会場の端、来賓席に並んでいたイザベラ=ロスベルクは、静かに目を伏せる。

彼女の調香した香りと、それを再演した記憶香──すべてが、オスカーのこの発言を後押しする根拠だった。

「神の声より、人の判断を信じたい」

その言葉は、はじめ誰にも届かないと思われた。

だが、一人の老貴族が椅子を立ち、うむ、と小さく頷く。

「我らが信じてきたのは、神の声そのものではない。“神に従う者が正しき心を持っている”という前提だった。
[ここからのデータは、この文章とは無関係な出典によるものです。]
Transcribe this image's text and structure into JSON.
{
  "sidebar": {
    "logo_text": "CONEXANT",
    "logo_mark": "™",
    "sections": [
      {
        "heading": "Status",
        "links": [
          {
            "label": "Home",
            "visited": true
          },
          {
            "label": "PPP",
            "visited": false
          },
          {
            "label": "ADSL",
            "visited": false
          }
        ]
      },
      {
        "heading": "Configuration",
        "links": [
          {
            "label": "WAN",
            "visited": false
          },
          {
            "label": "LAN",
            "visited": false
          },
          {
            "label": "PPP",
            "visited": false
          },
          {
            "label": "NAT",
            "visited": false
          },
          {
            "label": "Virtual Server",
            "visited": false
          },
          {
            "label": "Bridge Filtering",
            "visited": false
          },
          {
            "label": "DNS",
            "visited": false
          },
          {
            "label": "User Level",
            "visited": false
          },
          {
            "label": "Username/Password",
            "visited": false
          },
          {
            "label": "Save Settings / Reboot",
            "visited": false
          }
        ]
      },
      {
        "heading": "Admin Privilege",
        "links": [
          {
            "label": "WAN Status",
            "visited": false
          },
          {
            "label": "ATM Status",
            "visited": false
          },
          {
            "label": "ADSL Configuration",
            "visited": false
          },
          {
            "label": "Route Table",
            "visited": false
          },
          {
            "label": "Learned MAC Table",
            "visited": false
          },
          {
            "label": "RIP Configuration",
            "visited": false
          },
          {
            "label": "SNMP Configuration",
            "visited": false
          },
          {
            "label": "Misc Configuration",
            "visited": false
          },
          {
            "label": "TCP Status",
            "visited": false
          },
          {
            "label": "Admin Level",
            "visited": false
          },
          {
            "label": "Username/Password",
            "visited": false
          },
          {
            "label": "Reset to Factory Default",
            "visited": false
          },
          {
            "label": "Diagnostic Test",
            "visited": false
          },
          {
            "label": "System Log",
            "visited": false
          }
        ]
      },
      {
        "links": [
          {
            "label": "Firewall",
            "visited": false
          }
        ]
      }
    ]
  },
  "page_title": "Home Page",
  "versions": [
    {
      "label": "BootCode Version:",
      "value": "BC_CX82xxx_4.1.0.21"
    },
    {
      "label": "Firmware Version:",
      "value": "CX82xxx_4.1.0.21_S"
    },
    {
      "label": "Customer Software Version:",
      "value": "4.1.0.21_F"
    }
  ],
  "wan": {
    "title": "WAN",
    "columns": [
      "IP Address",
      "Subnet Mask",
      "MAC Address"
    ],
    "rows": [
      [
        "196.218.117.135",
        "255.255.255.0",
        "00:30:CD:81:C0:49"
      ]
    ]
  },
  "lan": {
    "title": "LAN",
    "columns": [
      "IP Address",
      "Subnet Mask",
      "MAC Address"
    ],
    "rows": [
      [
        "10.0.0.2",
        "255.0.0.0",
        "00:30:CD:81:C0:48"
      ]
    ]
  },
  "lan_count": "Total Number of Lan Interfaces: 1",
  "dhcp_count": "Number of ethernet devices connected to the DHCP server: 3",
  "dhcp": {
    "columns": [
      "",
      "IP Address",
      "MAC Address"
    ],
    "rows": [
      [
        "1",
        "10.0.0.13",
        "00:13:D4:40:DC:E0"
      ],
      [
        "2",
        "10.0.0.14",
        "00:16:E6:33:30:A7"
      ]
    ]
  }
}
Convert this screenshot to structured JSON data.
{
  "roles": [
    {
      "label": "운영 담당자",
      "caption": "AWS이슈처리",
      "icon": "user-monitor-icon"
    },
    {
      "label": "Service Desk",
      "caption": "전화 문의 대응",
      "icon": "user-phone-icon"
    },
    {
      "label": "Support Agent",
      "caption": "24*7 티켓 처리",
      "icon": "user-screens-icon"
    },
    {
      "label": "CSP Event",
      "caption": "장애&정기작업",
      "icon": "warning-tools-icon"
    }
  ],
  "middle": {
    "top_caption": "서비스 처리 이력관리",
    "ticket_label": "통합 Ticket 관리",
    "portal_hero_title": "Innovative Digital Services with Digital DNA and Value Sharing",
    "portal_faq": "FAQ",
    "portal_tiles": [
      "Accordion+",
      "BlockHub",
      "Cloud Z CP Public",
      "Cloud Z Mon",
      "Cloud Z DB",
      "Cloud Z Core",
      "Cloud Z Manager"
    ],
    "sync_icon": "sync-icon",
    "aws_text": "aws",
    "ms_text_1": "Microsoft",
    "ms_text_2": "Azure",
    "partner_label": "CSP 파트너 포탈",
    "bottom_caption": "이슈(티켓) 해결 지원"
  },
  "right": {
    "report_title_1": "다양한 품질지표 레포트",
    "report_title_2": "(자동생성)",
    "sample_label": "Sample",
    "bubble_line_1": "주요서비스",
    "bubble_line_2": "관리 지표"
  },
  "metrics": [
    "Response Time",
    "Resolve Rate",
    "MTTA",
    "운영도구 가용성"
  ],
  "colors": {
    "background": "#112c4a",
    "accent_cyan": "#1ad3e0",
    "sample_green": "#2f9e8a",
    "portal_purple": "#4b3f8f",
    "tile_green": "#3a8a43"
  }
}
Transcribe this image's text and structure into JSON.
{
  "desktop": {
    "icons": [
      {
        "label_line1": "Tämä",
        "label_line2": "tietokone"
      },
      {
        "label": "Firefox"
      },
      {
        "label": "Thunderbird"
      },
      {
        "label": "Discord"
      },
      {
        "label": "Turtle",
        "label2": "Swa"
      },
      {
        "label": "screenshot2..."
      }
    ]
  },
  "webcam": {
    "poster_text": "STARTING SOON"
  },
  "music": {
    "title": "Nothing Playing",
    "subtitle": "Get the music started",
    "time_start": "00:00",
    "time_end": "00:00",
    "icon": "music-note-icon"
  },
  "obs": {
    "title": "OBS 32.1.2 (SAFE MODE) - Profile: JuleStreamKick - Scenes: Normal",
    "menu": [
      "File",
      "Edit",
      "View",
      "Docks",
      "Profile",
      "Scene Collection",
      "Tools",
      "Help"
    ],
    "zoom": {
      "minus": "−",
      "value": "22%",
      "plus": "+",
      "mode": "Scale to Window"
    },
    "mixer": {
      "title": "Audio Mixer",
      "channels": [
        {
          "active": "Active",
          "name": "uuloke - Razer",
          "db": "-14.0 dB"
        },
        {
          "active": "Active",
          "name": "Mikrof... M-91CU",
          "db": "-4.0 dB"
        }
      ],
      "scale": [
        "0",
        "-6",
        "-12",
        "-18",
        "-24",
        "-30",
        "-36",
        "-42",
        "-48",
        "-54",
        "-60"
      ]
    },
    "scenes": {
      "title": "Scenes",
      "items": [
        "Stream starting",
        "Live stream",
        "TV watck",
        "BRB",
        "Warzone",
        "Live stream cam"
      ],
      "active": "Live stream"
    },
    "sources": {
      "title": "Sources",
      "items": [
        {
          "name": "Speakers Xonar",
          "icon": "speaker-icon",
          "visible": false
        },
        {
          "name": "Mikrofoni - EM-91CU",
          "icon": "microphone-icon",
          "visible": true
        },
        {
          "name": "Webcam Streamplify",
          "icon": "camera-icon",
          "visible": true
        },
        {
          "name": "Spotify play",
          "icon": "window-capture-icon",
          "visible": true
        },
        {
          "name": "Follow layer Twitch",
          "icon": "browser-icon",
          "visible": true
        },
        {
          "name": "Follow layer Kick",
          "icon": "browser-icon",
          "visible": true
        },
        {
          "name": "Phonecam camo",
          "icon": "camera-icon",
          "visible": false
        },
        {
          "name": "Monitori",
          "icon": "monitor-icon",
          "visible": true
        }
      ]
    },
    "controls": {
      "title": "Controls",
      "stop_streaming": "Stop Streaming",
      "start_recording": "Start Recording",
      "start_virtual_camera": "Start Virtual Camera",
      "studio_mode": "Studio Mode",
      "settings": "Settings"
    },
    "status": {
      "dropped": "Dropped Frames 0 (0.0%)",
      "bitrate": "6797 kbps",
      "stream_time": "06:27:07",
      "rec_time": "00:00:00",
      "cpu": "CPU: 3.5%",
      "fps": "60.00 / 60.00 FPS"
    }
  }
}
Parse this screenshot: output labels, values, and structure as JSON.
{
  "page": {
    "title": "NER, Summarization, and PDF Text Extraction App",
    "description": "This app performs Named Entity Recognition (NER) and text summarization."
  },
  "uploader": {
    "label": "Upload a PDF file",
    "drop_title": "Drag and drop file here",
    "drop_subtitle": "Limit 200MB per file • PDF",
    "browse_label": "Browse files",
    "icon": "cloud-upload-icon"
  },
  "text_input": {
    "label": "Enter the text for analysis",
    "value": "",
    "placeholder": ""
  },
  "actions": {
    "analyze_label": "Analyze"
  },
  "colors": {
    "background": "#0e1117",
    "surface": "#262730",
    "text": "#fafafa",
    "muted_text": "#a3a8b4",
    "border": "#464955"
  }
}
……だが、前提が崩れた今、何を信じる?」

続いて、学識派の若き評議員が手を上げた。

「香による記録、再現性を持つ証拠……あれを、ただの演出だと断じてよいのか? 我々が、香を知らなさすぎるだけでは?」

議場の空気が、揺らぎ始めていた。

イザベラはその中央に立たずとも、彼女の香がここにいた。

誰の声も遮らず、誰の意見も封じず、ただ“問い”を投げかける存在として。

「改革とは、否定からではなく、問いから始まる」

そうオスカーは締めくくり、静かに一礼した。

“神の声より、人の判断を”

その旗が、ついに掲げられた瞬間だった。

そしてその旗の影には、香を操るひとりの令嬢が立っていたことを、誰も否定できなかった。